– Насколько я знаю, «Птичка» снималась по заказу компании, занимающейся детскими лагерями. Как сложилось ваше сотрудничество?
– Мой мастер Владимир Алексеевич Фенченко ещё до того, как «Без кожи» выиграл на фестивале «Движение» (картина получила награду смотра дебютов в 2014 году как «лучший фильм», – прим. tvkinoradio.ru), сказал мне, что его знакомые, детский лагерь, выделяют миллион рублей на то, чтобы создать ремейк «Приключений Петрова и Васечкина» и попутно обучать детей делать кино. Я решил попробовать. Оказалось, что люди не особо понимают, что снимать, поэтому я предложил отказаться от «Петрова и Васечкина» и сделать фестивальное кино. Мои идеи людям понравились, и они согласились.

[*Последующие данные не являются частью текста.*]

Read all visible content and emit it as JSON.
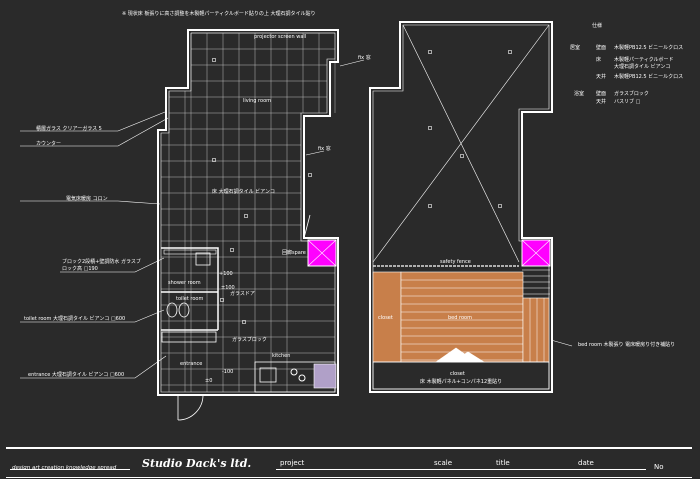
{
  "plan_left": {
    "top_note": "※ 現状床 板張りに高さ調整を木製軽パーティクルボード貼りの上 大理石調タイル貼り",
    "rooms": {
      "projector_wall": "projector screen wall",
      "living": "living room",
      "spare": "回廊spare",
      "shower": "shower room",
      "toilet": "toilet room",
      "kitchen": "kitchen",
      "entrance": "entrance"
    },
    "inner_labels": {
      "floor": "床 大理石調タイル ビアンコ",
      "glass": "ガラスブロック",
      "shower_door": "ガラスドア",
      "h_mark": "±0",
      "h_value": "-100",
      "h_value2": "+100",
      "h_value3": "±100"
    },
    "left_notes": [
      "積層ガラス クリアーガラス 5",
      "カウンター",
      "電気床暖房 コロン",
      "ブロック2段積+壁調防水 ガラスブロック高 □190",
      "toilet room 大理石調タイル ビアンコ □600",
      "entrance 大理石調タイル ビアンコ □600"
    ],
    "right_notes": [
      "fix 窓",
      "fix 窓"
    ]
  },
  "plan_right": {
    "rooms": {
      "safety_fence": "safety fence",
      "closet_left": "closet",
      "bed": "bed room",
      "closet_bottom": "closet"
    },
    "floor_note": "床 木製軽パネル+コンパネ12重貼り",
    "bed_note": "bed room 木製張り 電床暖房り付き補貼り"
  },
  "finish_schedule": {
    "heading": "仕様",
    "rows": [
      {
        "room": "居室",
        "part": "壁面",
        "spec": "木製軽PB12.5 ビニールクロス"
      },
      {
        "room": "",
        "part": "床",
        "spec": "木製軽パーティクルボード"
      },
      {
        "room": "",
        "part": "",
        "spec": "大理石調タイル ビアンコ"
      },
      {
        "room": "",
        "part": "天井",
        "spec": "木製軽PB12.5 ビニールクロス"
      },
      {
        "room": "浴室",
        "part": "壁面",
        "spec": "ガラスブロック"
      },
      {
        "room": "",
        "part": "天井",
        "spec": "バスリブ □"
      }
    ]
  },
  "title_block": {
    "tagline": "design art creation knowledge spread",
    "brand": "Studio Dack's ltd.",
    "project": "project",
    "scale": "scale",
    "title": "title",
    "date": "date",
    "no": "No"
  },
  "colors": {
    "background": "#2a2a2a",
    "lines": "#ffffff",
    "accent_magenta": "#ff00ff",
    "wood_floor": "#c87f4a"
  }
}
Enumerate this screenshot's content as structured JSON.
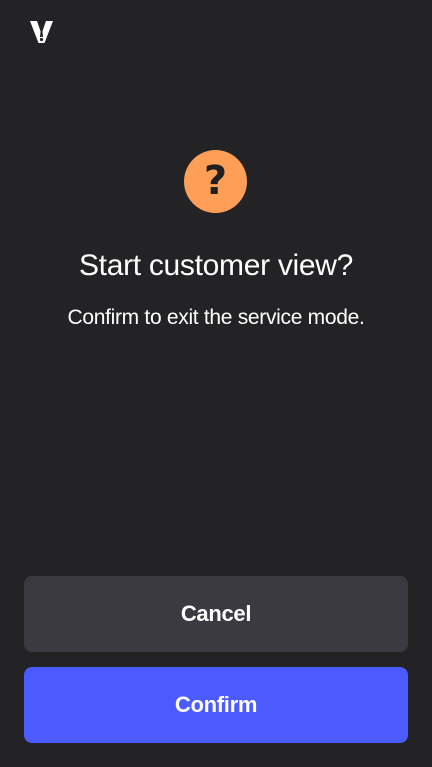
{
  "logo": {
    "icon": "brand-logo-icon"
  },
  "dialog": {
    "icon": "question-icon",
    "icon_glyph": "?",
    "icon_color": "#ff9f57",
    "title": "Start customer view?",
    "message": "Confirm to exit the service mode."
  },
  "actions": {
    "cancel_label": "Cancel",
    "confirm_label": "Confirm"
  },
  "colors": {
    "background": "#232325",
    "cancel_button": "#3a3a40",
    "confirm_button": "#4c5bff",
    "text": "#ffffff"
  }
}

– Как проходили съемки в лагере?
– Лагерь как организация был крайне благосклонен к съемкам — такого безграничного доверия, я, боюсь, в своей жизни больше не встречу. Но вот лагерь как место был катастрофой — мы для администрации были нарушением дисциплины, которая там ужасно жесткая. Из-за этого и детей к съемкам мы привлечь толком не смогли. Правда, выдавали им камеры, чтобы они снимали, но в итоге стало очевидно: им скучно этим заниматься, они ничего не видят.
Кадр из фильма «Птичка»
Съемки шли блоками и заняли около полутора месяцев. Мы засели в лагере и прерывались лишь на несколько дней в связи с лагерными сменами. Концепция по ходу менялась, много переснимали. Например, первый блок я почти полностью выкинул, потому что ожидал немного другого от местной среды и от детей. Я ждал чего-то живого, подвижного, а всё оказалось довольно инертным. Но менять лагерь, управлять детьми я не мог, мог только вписаться в уже существующую среду.

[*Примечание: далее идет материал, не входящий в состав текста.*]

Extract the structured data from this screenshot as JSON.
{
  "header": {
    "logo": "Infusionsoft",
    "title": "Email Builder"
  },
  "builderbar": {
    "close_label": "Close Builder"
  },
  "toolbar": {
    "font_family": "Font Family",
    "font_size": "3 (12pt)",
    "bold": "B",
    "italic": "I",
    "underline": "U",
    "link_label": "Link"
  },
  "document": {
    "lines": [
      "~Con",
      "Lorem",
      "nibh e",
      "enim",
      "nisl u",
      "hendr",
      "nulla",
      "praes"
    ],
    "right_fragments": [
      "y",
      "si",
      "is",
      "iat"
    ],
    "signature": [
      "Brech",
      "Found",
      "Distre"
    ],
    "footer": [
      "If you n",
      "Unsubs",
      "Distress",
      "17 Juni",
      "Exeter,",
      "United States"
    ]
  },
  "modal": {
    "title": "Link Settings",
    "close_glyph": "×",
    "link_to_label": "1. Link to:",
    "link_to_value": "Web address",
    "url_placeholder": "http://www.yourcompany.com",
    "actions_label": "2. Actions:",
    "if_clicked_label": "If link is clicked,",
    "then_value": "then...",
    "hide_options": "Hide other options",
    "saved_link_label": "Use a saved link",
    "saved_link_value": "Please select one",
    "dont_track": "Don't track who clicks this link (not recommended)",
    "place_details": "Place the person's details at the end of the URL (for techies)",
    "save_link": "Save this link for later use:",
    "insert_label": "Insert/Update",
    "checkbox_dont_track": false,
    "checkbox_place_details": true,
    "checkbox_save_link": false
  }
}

– А как в условиях лагеря формировалось визуальное, цветовое решение фильма?
– Мы хотели сделать фильм очень ярким, насыщенным, вкусным по цвету и при этом достаточно контрастным. Поэтому в качестве референса даже смотрели Уэса Андерсона, которого я не люблю, хотя и уважаю. В одном норвежском хорроре мы подглядели интересное решение, когда не светлое располагается на темном, а наоборот — темное на светлом, что создает очень странный эффект вглядывания. Два вот этих подхода — яркие цвета и полумрак — мы старались чередовать.
– «Птичка» — вторая ваша картина с оператором Ксенией Середой. Как у вас строится взаимодействие, взаимопонимание?
– Мы уже достаточно сработались за две картины. Обычно сначала много разговариваем, слова кажутся бессмысленными, но они создают сферу, в которой мы существуем. У нас были какие-то концепции, но мы старались не подтягивать всё к ним, а слушать друг друга. Мне кажется, в этом и состоит основная работа в команде — слушать друг друга. Достаточно важным в случае «Птички» был вопрос эмоциональной дистанции. Ты либо падаешь в чувства героя, либо наблюдаешь за ним издалека, — от этого меняется эффект.
Кадр из фильма «Птичка»
Зачастую Ксюша лучше меня знала, когда нужно «отойти» от героя. Это вопрос подключения уже даже не к режиссеру, а к ткани фильма, возникающей во время съемок. Но в целом, мне кажется, всё решается той задачей, которая стоит перед тобой в данную секунду, главное запастись богатым инструментарием для решения этих задач.
– Какую камеру вы использовали и почему?
– Canon SX500. Нам хотелось, чтобы камера была не слишком тяжелой, чтобы у неё был широкий динамический диапазон, и она не была дорогой.
– В «Птичке», как и в «Без кожи», очень мало диалогов, герои находятся в, скажем так, бессловесном пространстве. Чем обусловлен такой подход?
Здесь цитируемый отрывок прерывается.